John Buscema's Silver Surfer Artist's Edition (&) Cerebus Archive Number One: Diamond Edition: Fans of large items are in for a treat. First, we've got IDW with issues #5, #6 & #8 of Big John's cosmic tenure (all 1969, inked by Sal Buscema and Dan Adkins, written by Stan Lee), plus some unspecified bonus pages, 144 pages at 12" x 17". Dave Sim has also done some work with IDW, but the Cerebus Archive is an Aardvark-Vanaheim home production, Kickstarted earlier this year as a means of raising funds for the continued restoration and preservation of the Cerebus comic - it's a folio of ten original art pages reproduced at full size on cardstock, all dating from the late 1970s or 1980, accompanied by notes from the artist. I don't believe these non-backer editions are signed or numbered; $100.00 (Surfer), $89.00 (Cerebus).

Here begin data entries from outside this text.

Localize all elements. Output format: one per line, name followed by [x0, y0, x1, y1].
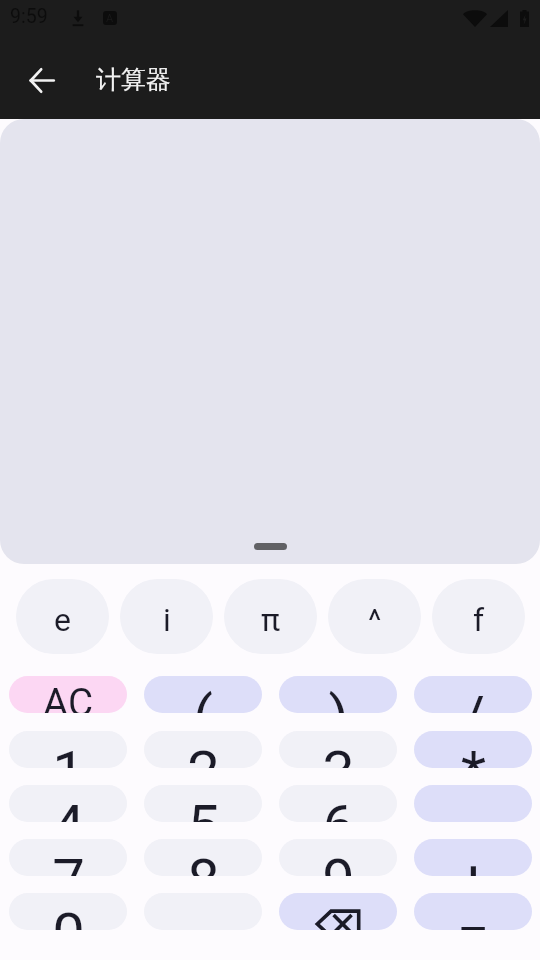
staticText: 计算器 [96, 64, 171, 95]
staticText: 4 [52, 792, 85, 822]
staticText: + [457, 846, 490, 876]
button[interactable]: 9 [279, 839, 397, 876]
button[interactable]: 6 [279, 785, 397, 822]
button[interactable]: 4 [9, 785, 127, 822]
button[interactable]: 2 [144, 731, 262, 768]
button[interactable]: 8 [144, 839, 262, 876]
button[interactable]: ^ [328, 579, 421, 654]
button[interactable]: - [414, 785, 532, 822]
button[interactable]: i [120, 579, 213, 654]
button[interactable]: + [414, 839, 532, 876]
staticText: 3 [322, 738, 355, 768]
staticText: 9:59 [10, 5, 48, 28]
staticText: A [106, 12, 114, 25]
staticText: 1 [52, 738, 85, 768]
button[interactable]: 3 [279, 731, 397, 768]
staticText: 5 [187, 792, 220, 822]
button[interactable]: Back [18, 56, 66, 104]
button[interactable]: Backspace [279, 893, 397, 930]
staticText: / [461, 683, 485, 713]
staticText: f [473, 601, 485, 639]
button[interactable]: 5 [144, 785, 262, 822]
button[interactable]: = [414, 893, 532, 930]
staticText: 7 [52, 846, 85, 876]
button[interactable]: ( [144, 676, 262, 713]
button[interactable]: e [16, 579, 109, 654]
staticText: i [163, 601, 171, 639]
button[interactable]: 0 [9, 893, 127, 930]
staticText: ^ [368, 601, 382, 639]
button[interactable]: * [414, 731, 532, 768]
staticText: 6 [322, 792, 355, 822]
staticText: * [461, 738, 486, 768]
staticText: ) [328, 683, 349, 713]
button[interactable]: f [432, 579, 525, 654]
button[interactable]: 7 [9, 839, 127, 876]
staticText: = [457, 900, 489, 930]
staticText: ( [193, 683, 213, 713]
staticText: AC [43, 680, 93, 713]
button[interactable]: AC [9, 676, 127, 713]
button[interactable]: / [414, 676, 532, 713]
staticText: π [261, 601, 281, 639]
staticText: 0 [52, 900, 85, 930]
button[interactable]: 1 [9, 731, 127, 768]
button[interactable]: π [224, 579, 317, 654]
staticText: 9 [322, 846, 355, 876]
staticText: e [54, 601, 71, 639]
staticText: 8 [187, 846, 220, 876]
button[interactable]: ) [279, 676, 397, 713]
staticText: 2 [187, 738, 220, 768]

Winsor McCay: The Complete Little Nemo (&) Little Nemo in Slumberland: So Many Splendid Sundays!: Every so often, somebody puts out a new edition of Little Nemo - your exposure to it seems generational. I remember the old red-cover Taschen edition, a little bigger than 9" x 12", which meant the comics were readable, if not always easily so. (As to whether you *want* to read the words in Little Nemo...) This, now, is a new Taschen edition, much more expensive but a good deal larger, standing at 13.5" x 17.3", and purportedly collecting everything; there is also a supplemental 144-page book with text by Alexander Braun (bringing the total length up to 708 pages) and a suitcase-style cardboard carrier, which had better be emblazoned with "DULL CARE" or I'll flip a table. At the same time, Sunday Press Books is reissuing its yet-larger (16" x 21") Best Of selection, 128 pages, now up to I believe its fourth edition; $200.00 (Taschen), $125.00 (Sunday Press).

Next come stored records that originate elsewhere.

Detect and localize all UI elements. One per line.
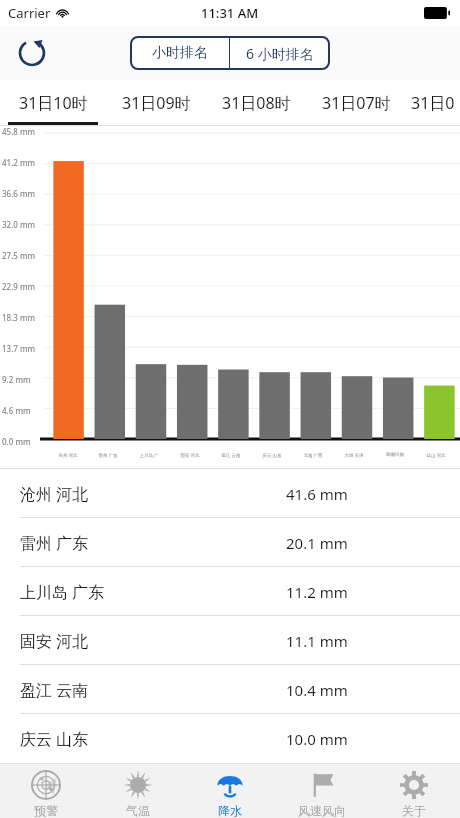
- staticText: 11.1 mm: [286, 631, 348, 651]
- button[interactable]: 庆云 山东: [0, 714, 460, 763]
- button[interactable]: 气温: [92, 763, 184, 818]
- staticText: 盈江 云南: [20, 679, 89, 701]
- button[interactable]: 固安 河北: [0, 616, 460, 665]
- staticText: 13.7 mm: [2, 343, 36, 354]
- staticText: Carrier: [8, 4, 51, 22]
- button[interactable]: 31日08时: [206, 80, 306, 126]
- staticText: 雷州 广东: [98, 452, 118, 458]
- staticText: 盈江 云南: [221, 452, 241, 458]
- staticText: 固安 河北: [180, 452, 200, 458]
- staticText: 4.6 mm: [2, 405, 31, 416]
- button[interactable]: 小时排名: [131, 37, 229, 69]
- staticText: 11.2 mm: [286, 582, 348, 602]
- staticText: 41.2 mm: [2, 157, 36, 168]
- staticText: 0.0 mm: [2, 436, 31, 447]
- button[interactable]: 降水: [184, 763, 276, 818]
- staticText: 庆云 山东: [262, 452, 282, 458]
- staticText: 31日0: [411, 92, 455, 114]
- staticText: 固安 河北: [20, 630, 89, 652]
- staticText: 沧州 河北: [20, 483, 89, 505]
- staticText: 雷州 广东: [20, 532, 89, 554]
- button[interactable]: 31日07时: [306, 80, 406, 126]
- staticText: 庆云 山东: [20, 728, 89, 750]
- staticText: 小时排名: [152, 44, 208, 62]
- button[interactable]: 预警: [0, 763, 92, 818]
- button[interactable]: 31日10时: [0, 80, 106, 126]
- button[interactable]: 31日09时: [106, 80, 206, 126]
- staticText: 36.6 mm: [2, 188, 36, 199]
- button[interactable]: Refresh: [14, 35, 50, 71]
- button[interactable]: 雷州 广东: [0, 518, 460, 567]
- staticText: 气温: [126, 803, 150, 818]
- staticText: 31日10时: [19, 92, 88, 114]
- staticText: 6 小时排名: [246, 44, 314, 63]
- button[interactable]: 6 小时排名: [230, 37, 329, 69]
- staticText: 预警: [34, 803, 58, 818]
- staticText: 22.9 mm: [2, 281, 36, 292]
- button[interactable]: 风速风向: [276, 763, 368, 818]
- staticText: 31日08时: [222, 92, 291, 114]
- button[interactable]: 31日0: [406, 80, 460, 126]
- staticText: 沧州 河北: [58, 452, 78, 458]
- button[interactable]: 关于: [368, 763, 460, 818]
- staticText: 45.8 mm: [2, 126, 36, 137]
- button[interactable]: 盈江 云南: [0, 665, 460, 714]
- staticText: 20.1 mm: [286, 533, 348, 553]
- staticText: 27.5 mm: [2, 250, 36, 261]
- staticText: 10.0 mm: [286, 729, 348, 749]
- staticText: 喀喇沁旗: [386, 452, 404, 458]
- staticText: 18.3 mm: [2, 312, 36, 323]
- button[interactable]: 沧州 河北: [0, 469, 460, 518]
- staticText: 32.0 mm: [2, 219, 36, 230]
- staticText: 盐山 河北: [426, 452, 446, 458]
- staticText: 31日07时: [322, 92, 391, 114]
- staticText: 关于: [402, 803, 426, 818]
- staticText: 10.4 mm: [286, 680, 348, 700]
- staticText: 上川岛 广: [139, 452, 159, 458]
- staticText: 11:31 AM: [201, 4, 259, 22]
- staticText: 降水: [218, 803, 242, 818]
- staticText: 大港 天津: [344, 452, 364, 458]
- staticText: 9.2 mm: [2, 374, 31, 385]
- staticText: 31日09时: [122, 92, 191, 114]
- button[interactable]: 上川岛 广东: [0, 567, 460, 616]
- staticText: 41.6 mm: [286, 484, 348, 504]
- staticText: 上川岛 广东: [20, 581, 105, 603]
- staticText: 风速风向: [298, 803, 346, 818]
- staticText: 北海 广西: [303, 452, 323, 458]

Insider Histories of Cartooning: Finally, your book-on-comics of the week - a 224-page University Press of Mississippi collection of articles by R.C. Harvey, longtime Journal contributor and expert on newspaper strips. That said, the 14 chapters in here are said to travel all over the form, with a timeline of research discoveries and considerations of artists familiar and obscure. Definitely worth flipping through, if you see it; $35.00.